IA et pénurie de mémoire: smartphones et ordinateurs vers des hausses de 10 à 20 %
La ruée vers l’IA provoque une pénurie de DRAM, faisant grimper de 10 à 20 % le prix des smartphones et ordinateurs chez les consommateurs. L’offre se raréfie.
La ruée vers l’IA provoque une pénurie de DRAM, faisant grimper de 10 à 20 % le prix des smartphones et ordinateurs chez les consommateurs. L’offre se raréfie.
© A. Krivonosov
La flambée des investissements dans l’intelligence artificielle commence à toucher les consommateurs là où ça fait mal: à la caisse. Selon le Financial Times, l’explosion de la demande de mémoire pour les centres de données a déjà fait bondir le prix des puces, et les analystes préviennent que, d’ici un an, les étiquettes des smartphones, ordinateurs et appareils domestiques pourraient grimper de 10 à 20 %.
Les grands fabricants tirent déjà la sonnette d’alarme. Dell, Lenovo, Raspberry Pi et Xiaomi reconnaissent que la pénurie de mémoire renchérit la production et laisse peu de marge pour éviter des hausses. Le directeur des opérations de Dell, Jeff Clarke, a indiqué que l’entreprise n’avait jamais vu les coûts grimper aussi vite, en ajoutant que la facture finirait par retomber sur les consommateurs. Raspberry Pi a relevé ses prix en décembre, qualifiant la situation de douloureuse, tandis que Lenovo a constitué des stocks de composants en amont pour amortir le choc. Pour le grand public, l’IA ne se résume donc plus à des salles de serveurs lointaines: elle se lit désormais sur l’étiquette en magasin.
La cause profonde tient à la frénésie de construction autour des centres de données dédiés à l’IA. Les fabricants de mémoire privilégient les commandes à plus forte marge, reléguant l’électronique grand public à une pénurie de DRAM. Ce déséquilibre entraîne des achats anticipés: les entreprises stockent, ce qui alimente encore la hausse des prix. Les analystes décrivent un marché surchauffé et désordonné, et TrendForce s’attend, d’ici fin 2025, à des augmentations de 50 à 55 % d’un trimestre à l’autre pour la DRAM. Le message est limpide: l’offre peine à suivre l’appétit.
Samsung et SK Hynix, qui contrôlent à elles deux environ 70 % du marché mondial de la DRAM, indiquent déjà que leurs capacités pour 2026 sont entièrement réservées. Samsung aurait relevé les prix de certaines puces jusqu’à 60 %, et ses dirigeants reconnaissent que la demande liée à l’IA dépasse largement ce que le secteur peut fournir.

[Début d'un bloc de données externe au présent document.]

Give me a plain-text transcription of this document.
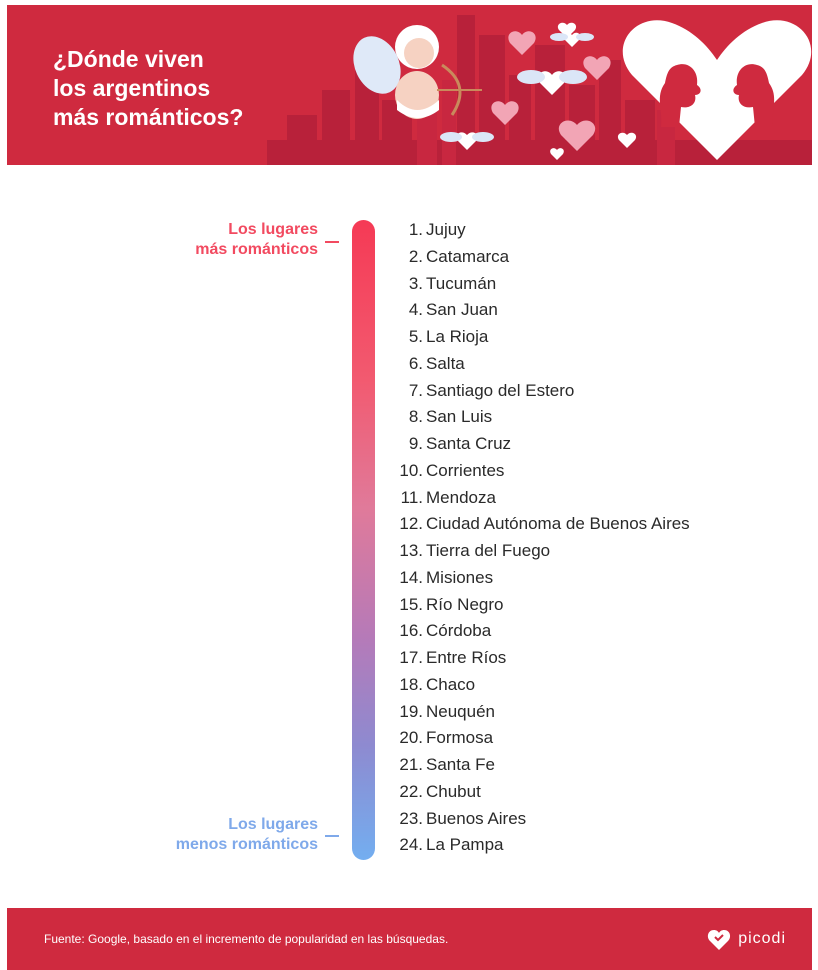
¿Dónde viven
los argentinos
más románticos?
Los lugares
más románticos
Los lugares
menos románticos
1. Jujuy
2. Catamarca
3. Tucumán
4. San Juan
5. La Rioja
6. Salta
7. Santiago del Estero
8. San Luis
9. Santa Cruz
10. Corrientes
11. Mendoza
12. Ciudad Autónoma de Buenos Aires
13. Tierra del Fuego
14. Misiones
15. Río Negro
16. Córdoba
17. Entre Ríos
18. Chaco
19. Neuquén
20. Formosa
21. Santa Fe
22. Chubut
23. Buenos Aires
24. La Pampa
Fuente: Google, basado en el incremento de popularidad en las búsquedas.	picodi
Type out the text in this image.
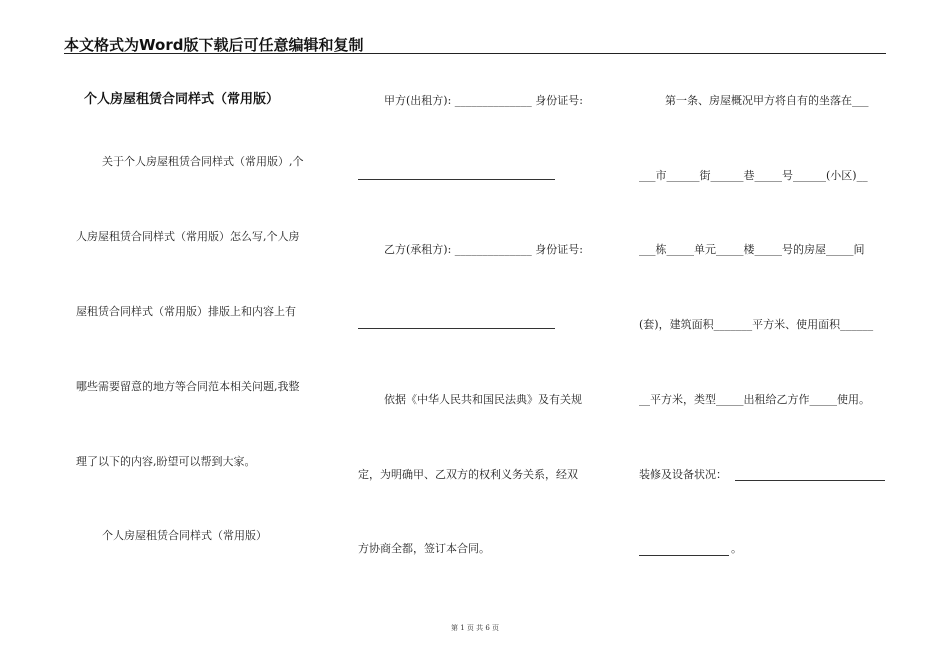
本文格式为Word版下载后可任意编辑和复制
个人房屋租赁合同样式（常用版）
关于个人房屋租赁合同样式（常用版）,个
人房屋租赁合同样式（常用版）怎么写,个人房
屋租赁合同样式（常用版）排版上和内容上有
哪些需要留意的地方等合同范本相关问题,我整
理了以下的内容,盼望可以帮到大家。
个人房屋租赁合同样式（常用版）
甲方(出租方): ______________ 身份证号:
乙方(承租方): ______________ 身份证号:
依据《中华人民共和国民法典》及有关规
定，为明确甲、乙双方的权利义务关系，经双
方协商全都，签订本合同。
第一条、房屋概况甲方将自有的坐落在___
___市______街______巷_____号______(小区)__
___栋_____单元_____楼_____号的房屋_____间
(套)，建筑面积_______平方米、使用面积______
__平方米，类型_____出租给乙方作_____使用。
装修及设备状况：
。
第 1 页 共 6 页
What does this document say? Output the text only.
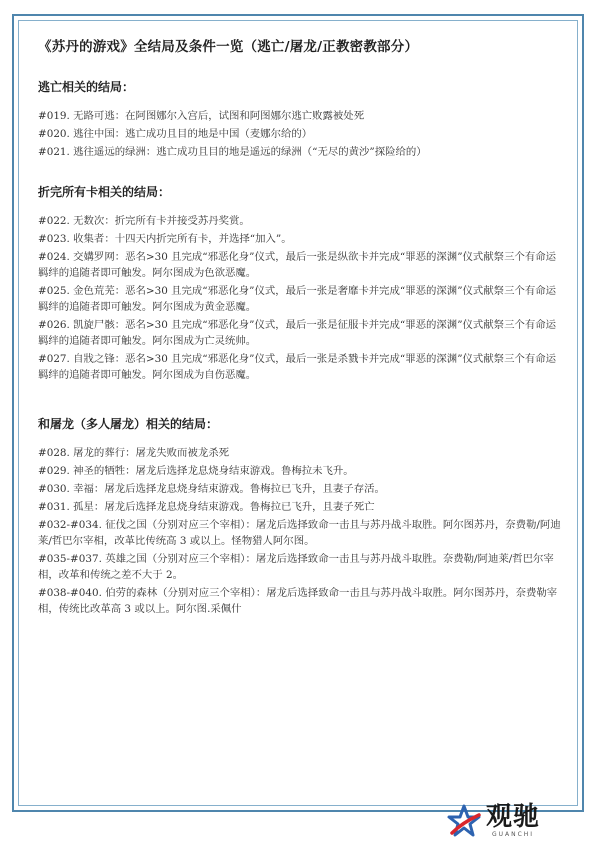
《苏丹的游戏》全结局及条件一览（逃亡/屠龙/正教密教部分）
逃亡相关的结局：
#019. 无路可逃：在阿图娜尔入宫后，试图和阿图娜尔逃亡败露被处死
#020. 逃往中国：逃亡成功且目的地是中国（麦娜尔给的）
#021. 逃往遥远的绿洲：逃亡成功且目的地是遥远的绿洲（“无尽的黄沙”探险给的）
折完所有卡相关的结局：
#022. 无数次：折完所有卡并接受苏丹奖赏。
#023. 收集者：十四天内折完所有卡，并选择“加入”。
#024. 交媾罗网：恶名>30 且完成“邪恶化身”仪式，最后一张是纵欲卡并完成“罪恶的深渊”仪式献祭三个有命运羁绊的追随者即可触发。阿尔图成为色欲恶魔。
#025. 金色荒芜：恶名>30 且完成“邪恶化身”仪式，最后一张是奢靡卡并完成“罪恶的深渊”仪式献祭三个有命运羁绊的追随者即可触发。阿尔图成为黄金恶魔。
#026. 凯旋尸骸：恶名>30 且完成“邪恶化身”仪式，最后一张是征服卡并完成“罪恶的深渊”仪式献祭三个有命运羁绊的追随者即可触发。阿尔图成为亡灵统帅。
#027. 自戕之锋：恶名>30 且完成“邪恶化身”仪式，最后一张是杀戮卡并完成“罪恶的深渊”仪式献祭三个有命运羁绊的追随者即可触发。阿尔图成为自伤恶魔。
和屠龙（多人屠龙）相关的结局：
#028. 屠龙的葬行：屠龙失败而被龙杀死
#029. 神圣的牺牲：屠龙后选择龙息烧身结束游戏。鲁梅拉未飞升。
#030. 幸福：屠龙后选择龙息烧身结束游戏。鲁梅拉已飞升，且妻子存活。
#031. 孤星：屠龙后选择龙息烧身结束游戏。鲁梅拉已飞升，且妻子死亡
#032-#034. 征伐之国（分别对应三个宰相）：屠龙后选择致命一击且与苏丹战斗取胜。阿尔图苏丹，奈费勒/阿迪莱/哲巴尔宰相，改革比传统高 3 或以上。怪物猎人阿尔图。
#035-#037. 英雄之国（分别对应三个宰相）：屠龙后选择致命一击且与苏丹战斗取胜。奈费勒/阿迪莱/哲巴尔宰相，改革和传统之差不大于 2。
#038-#040. 伯劳的森林（分别对应三个宰相）：屠龙后选择致命一击且与苏丹战斗取胜。阿尔图苏丹，奈费勒宰相，传统比改革高 3 或以上。阿尔图.采佩什
观驰
GUANCHI
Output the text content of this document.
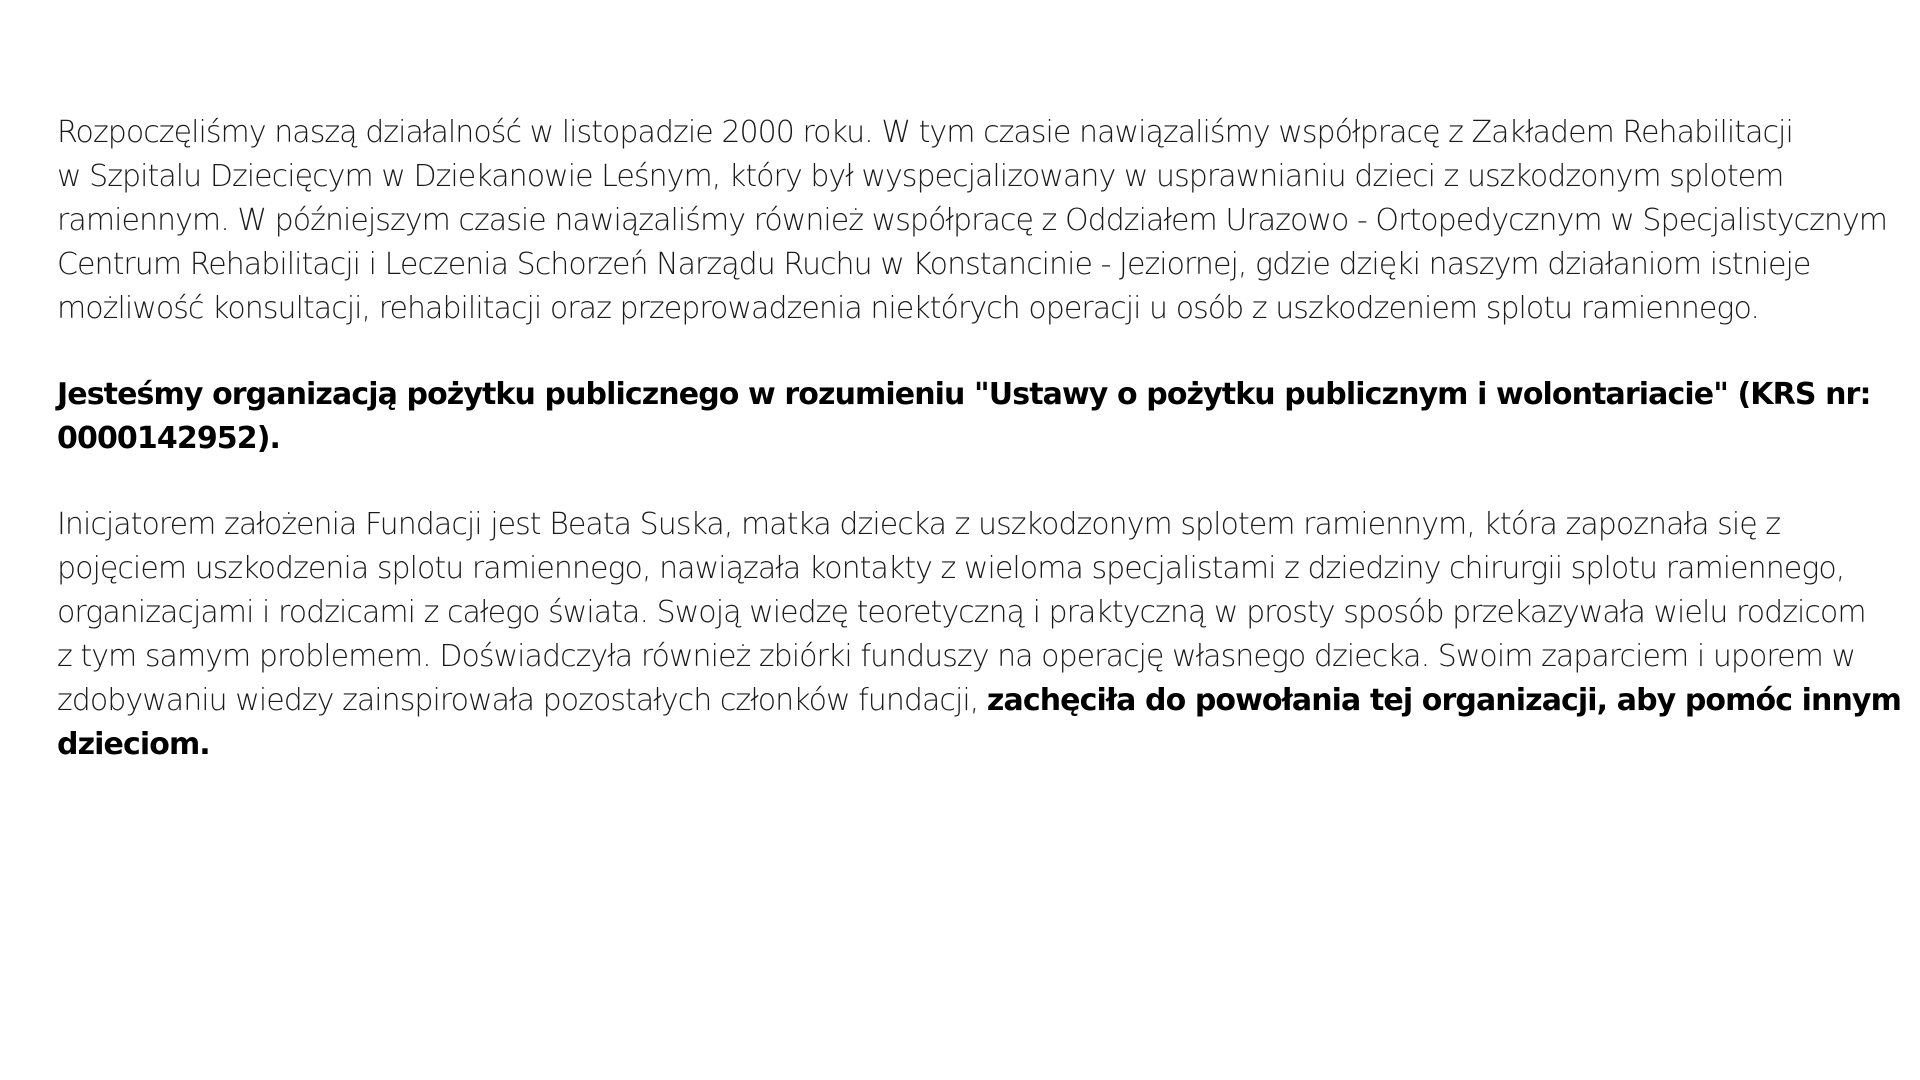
Rozpoczęliśmy naszą działalność w listopadzie 2000 roku. W tym czasie nawiązaliśmy współpracę z Zakładem Rehabilitacji
w Szpitalu Dziecięcym w Dziekanowie Leśnym, który był wyspecjalizowany w usprawnianiu dzieci z uszkodzonym splotem
ramiennym. W późniejszym czasie nawiązaliśmy również współpracę z Oddziałem Urazowo - Ortopedycznym w Specjalistycznym
Centrum Rehabilitacji i Leczenia Schorzeń Narządu Ruchu w Konstancinie - Jeziornej, gdzie dzięki naszym działaniom istnieje
możliwość konsultacji, rehabilitacji oraz przeprowadzenia niektórych operacji u osób z uszkodzeniem splotu ramiennego.

Jesteśmy organizacją pożytku publicznego w rozumieniu "Ustawy o pożytku publicznym i wolontariacie" (KRS nr:
0000142952).

Inicjatorem założenia Fundacji jest Beata Suska, matka dziecka z uszkodzonym splotem ramiennym, która zapoznała się z
pojęciem uszkodzenia splotu ramiennego, nawiązała kontakty z wieloma specjalistami z dziedziny chirurgii splotu ramiennego,
organizacjami i rodzicami z całego świata. Swoją wiedzę teoretyczną i praktyczną w prosty sposób przekazywała wielu rodzicom
z tym samym problemem. Doświadczyła również zbiórki funduszy na operację własnego dziecka. Swoim zaparciem i uporem w
zdobywaniu wiedzy zainspirowała pozostałych członków fundacji, zachęciła do powołania tej organizacji, aby pomóc innym
dzieciom.
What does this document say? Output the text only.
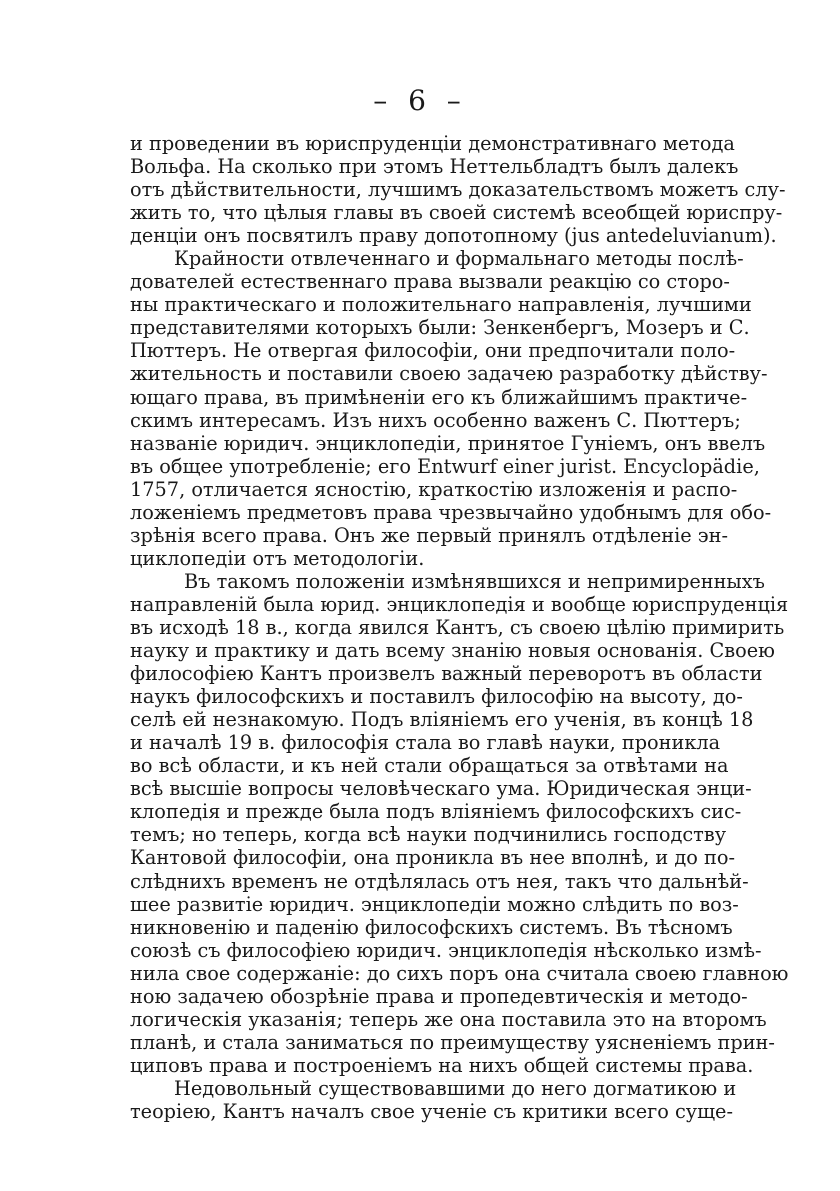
– 6 –
и проведении въ юриспруденціи демонстративнаго метода
Вольфа. На сколько при этомъ Неттельбладтъ былъ далекъ
отъ дѣйствительности, лучшимъ доказательствомъ можетъ слу-
жить то, что цѣлыя главы въ своей системѣ всеобщей юриспру-
денціи онъ посвятилъ праву допотопному (jus antedeluvianum).
Крайности отвлеченнаго и формальнаго методы послѣ-
дователей естественнаго права вызвали реакцію со сторо-
ны практическаго и положительнаго направленія, лучшими
представителями которыхъ были: Зенкенбергъ, Мозеръ и С.
Пюттеръ. Не отвергая философіи, они предпочитали поло-
жительность и поставили своею задачею разработку дѣйству-
ющаго права, въ примѣненіи его къ ближайшимъ практиче-
скимъ интересамъ. Изъ нихъ особенно важенъ С. Пюттеръ;
названіе юридич. энциклопедіи, принятое Гуніемъ, онъ ввелъ
въ общее употребленіе; его Entwurf einer jurist. Encyclopädie,
1757, отличается ясностію, краткостію изложенія и распо-
ложеніемъ предметовъ права чрезвычайно удобнымъ для обо-
зрѣнія всего права. Онъ же первый принялъ отдѣленіе эн-
циклопедіи отъ методологіи.
Въ такомъ положеніи измѣнявшихся и непримиренныхъ
направленій была юрид. энциклопедія и вообще юриспруденція
въ исходѣ 18 в., когда явился Кантъ, съ своею цѣлію примирить
науку и практику и дать всему знанію новыя основанія. Своею
философіею Кантъ произвелъ важный переворотъ въ области
наукъ философскихъ и поставилъ философію на высоту, до-
селѣ ей незнакомую. Подъ вліяніемъ его ученія, въ концѣ 18
и началѣ 19 в. философія стала во главѣ науки, проникла
во всѣ области, и къ ней стали обращаться за отвѣтами на
всѣ высшіе вопросы человѣческаго ума. Юридическая энци-
клопедія и прежде была подъ вліяніемъ философскихъ сис-
темъ; но теперь, когда всѣ науки подчинились господству
Кантовой философіи, она проникла въ нее вполнѣ, и до по-
слѣднихъ временъ не отдѣлялась отъ нея, такъ что дальнѣй-
шее развитіе юридич. энциклопедіи можно слѣдить по воз-
никновенію и паденію философскихъ системъ. Въ тѣсномъ
союзѣ съ философіею юридич. энциклопедія нѣсколько измѣ-
нила свое содержаніе: до сихъ поръ она считала своею главною
ною задачею обозрѣніе права и пропедевтическія и методо-
логическія указанія; теперь же она поставила это на второмъ
планѣ, и стала заниматься по преимуществу уясненіемъ прин-
циповъ права и построеніемъ на нихъ общей системы права.
Недовольный существовавшими до него догматикою и
теоріею, Кантъ началъ свое ученіе съ критики всего суще-
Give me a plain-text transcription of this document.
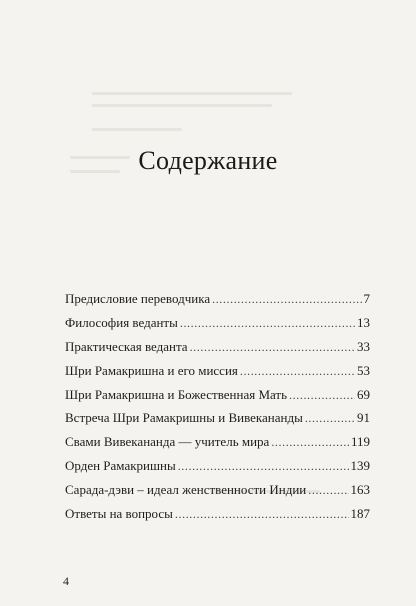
Содержание
Предисловие переводчика . . .	7
Философия веданты . . .	13
Практическая веданта . . .	33
Шри Рамакришна и его миссия . . .	53
Шри Рамакришна и Божественная Мать . . .	69
Встреча Шри Рамакришны и Вивекананды . . .	91
Свами Вивекананда — учитель мира . . .	119
Орден Рамакришны . . .	139
Сарада-дэви – идеал женственности Индии . . .	163
Ответы на вопросы . . .	187
4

Les poids lourds du cloud comme Amazon et Google accentuent la pression avec des contrats de longue durée, ce qui laisse aux fabricants d’appareils grand public très peu de marge de négociation.
Les analystes n’entrevoient pas de solution rapide. Des experts financiers estiment que les entreprises technologiques américaines dépenseront 620 milliards de dollars en 2026 pour l’infrastructure IA, et que, d’ici 2028, les investissements mondiaux pourraient frôler 3 000 milliards de dollars. Citi et Nomura s’attendent à ce que la pénurie de mémoire dure au moins jusqu’en 2027, 2026 promettant même une frénésie d’achats de puces encore plus agressive. Même les extensions chez Samsung et SK Hynix mettront du temps à produire leurs effets: une nouvelle usine met généralement deux à trois ans à entrer en service. D’ici là, les industriels n’auront guère d’autre choix qu’entre des prix plus élevés et des marges rognées, et pour les ménages, le choc à la caisse risque de devenir la norme.